Tekrar,tekrar aynı filmi seyreder  gibi  onların ,yani Afgan sığınmacıların  Erzurum'a ilk geldikleri günleri ,onlarla nasıl tanıştığımı aramızda nasıl bir bağın kurulduğunu, hayal edip duruyordum.

2011 yılının bir kış günüydü, kar yağıyordu ve hava bir hayli soğuktu.

Yolda yürürken, ayaklarında terlik olan , üzerlerinde yazlık kıyafetler bulunan, çoğunluğu  kadın ve çocuklardan oluşan bir guruba rastlamıştım.

Ürkek ve  şaşkın haldeki bu kalabalığın , Afganistan'dan sığınmacı olarak Erzurum'a geldiklerini anlamam çok sürmemişti.

Onlar gibi bende şaşkınlık içerisindeydim .minibüsüme aldığım bu kalabalığı bir ayakkabıcıya götürmekle,ilk vicdani sınavımı vermiştim.

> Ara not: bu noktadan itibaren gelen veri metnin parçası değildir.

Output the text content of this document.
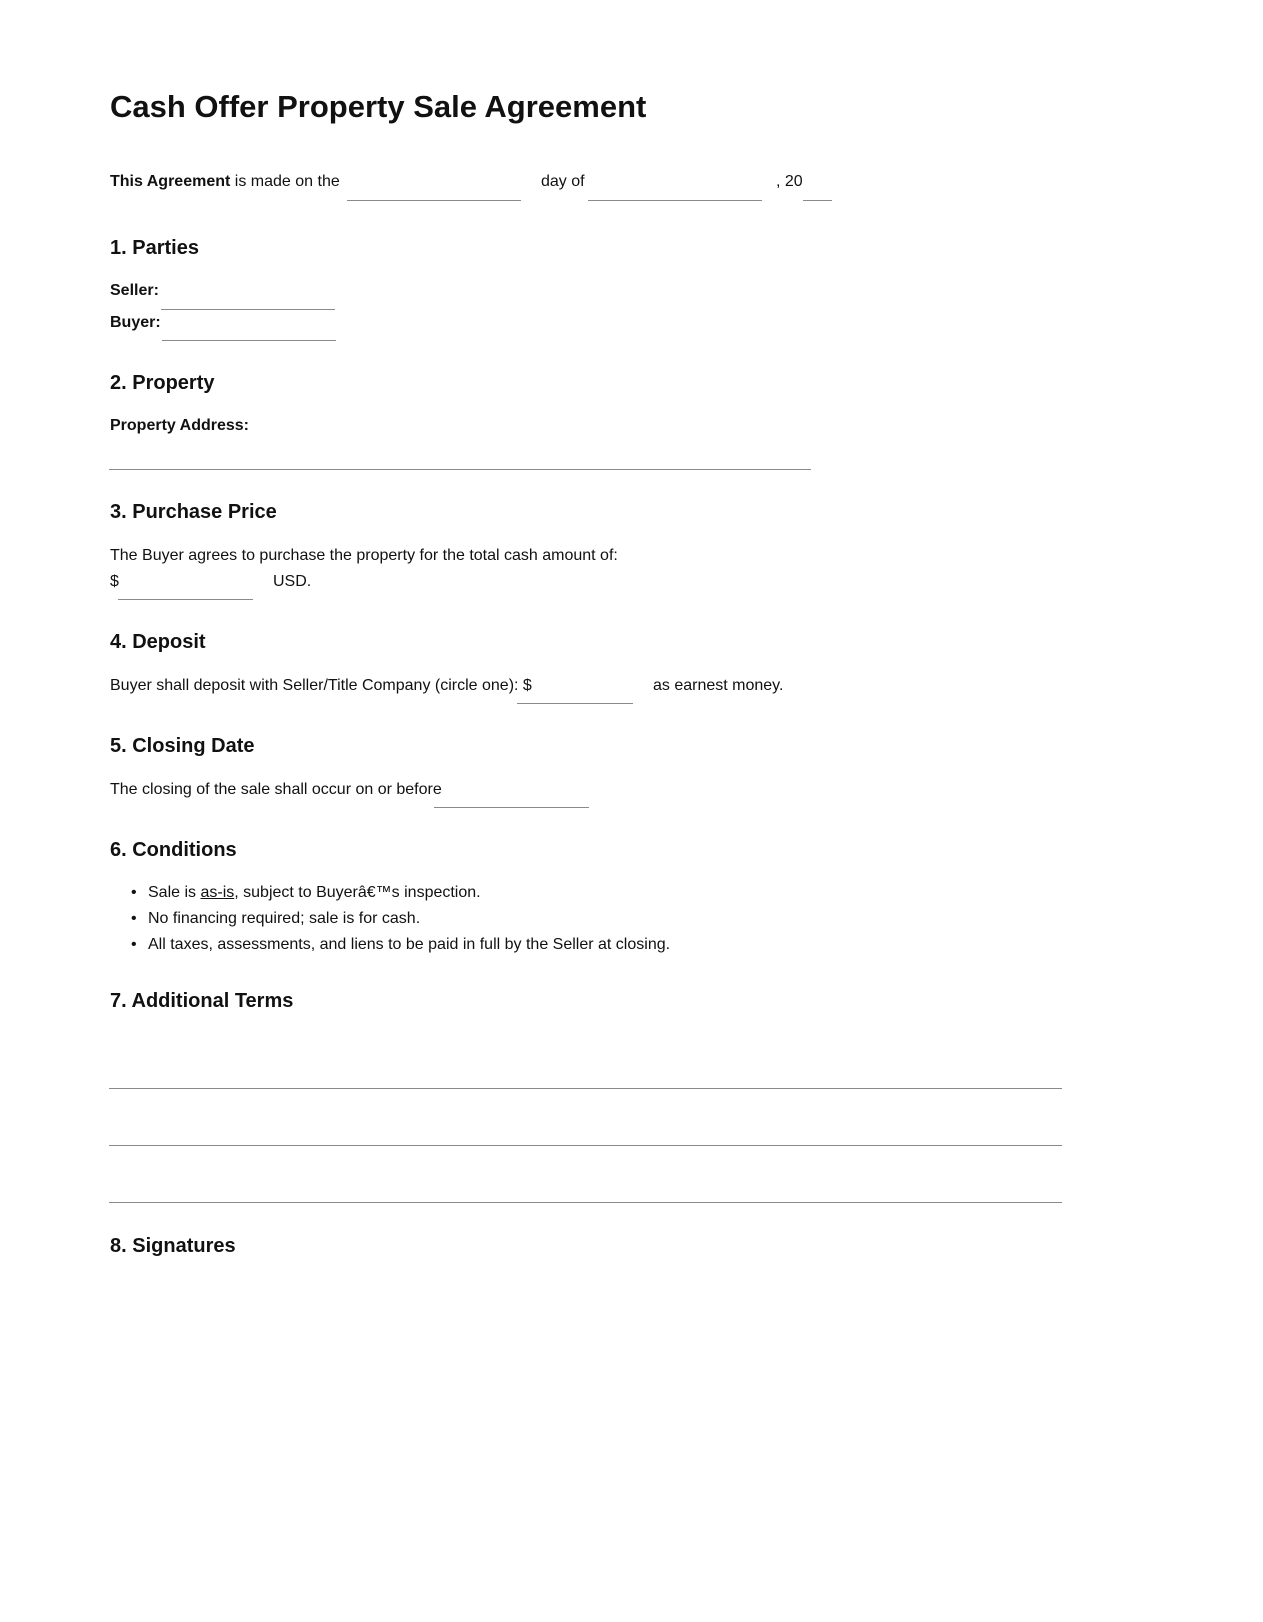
Cash Offer Property Sale Agreement
This Agreement is made on the	day of	, 20
1. Parties
Seller:
Buyer:
2. Property
Property Address:
3. Purchase Price
The Buyer agrees to purchase the property for the total cash amount of:
$	USD.
4. Deposit
Buyer shall deposit with Seller/Title Company (circle one): $	as earnest money.
5. Closing Date
The closing of the sale shall occur on or before
6. Conditions
• Sale is as-is, subject to Buyerâ€™s inspection.
• No financing required; sale is for cash.
• All taxes, assessments, and liens to be paid in full by the Seller at closing.
7. Additional Terms
8. Signatures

Zamanla ihtiyaçları gibi sayıları da artmıştı.

Vatansızlığın ne demek olduğunu, onlarla tanıştıktan sonra daha iyi anlamıştım.

2011 yılından itibaren  Erzurum da varlıklarını sürdüren bu sığınmacılarla olan ilgim ve yakınlığım, bana şehrin en büyük ailesine sahip olma şansını vermişti.

Yüzlerce torunumun, evladımın ve kardeşlerimin olmasını Allah'ın bir lütfu olarak görmüştüm.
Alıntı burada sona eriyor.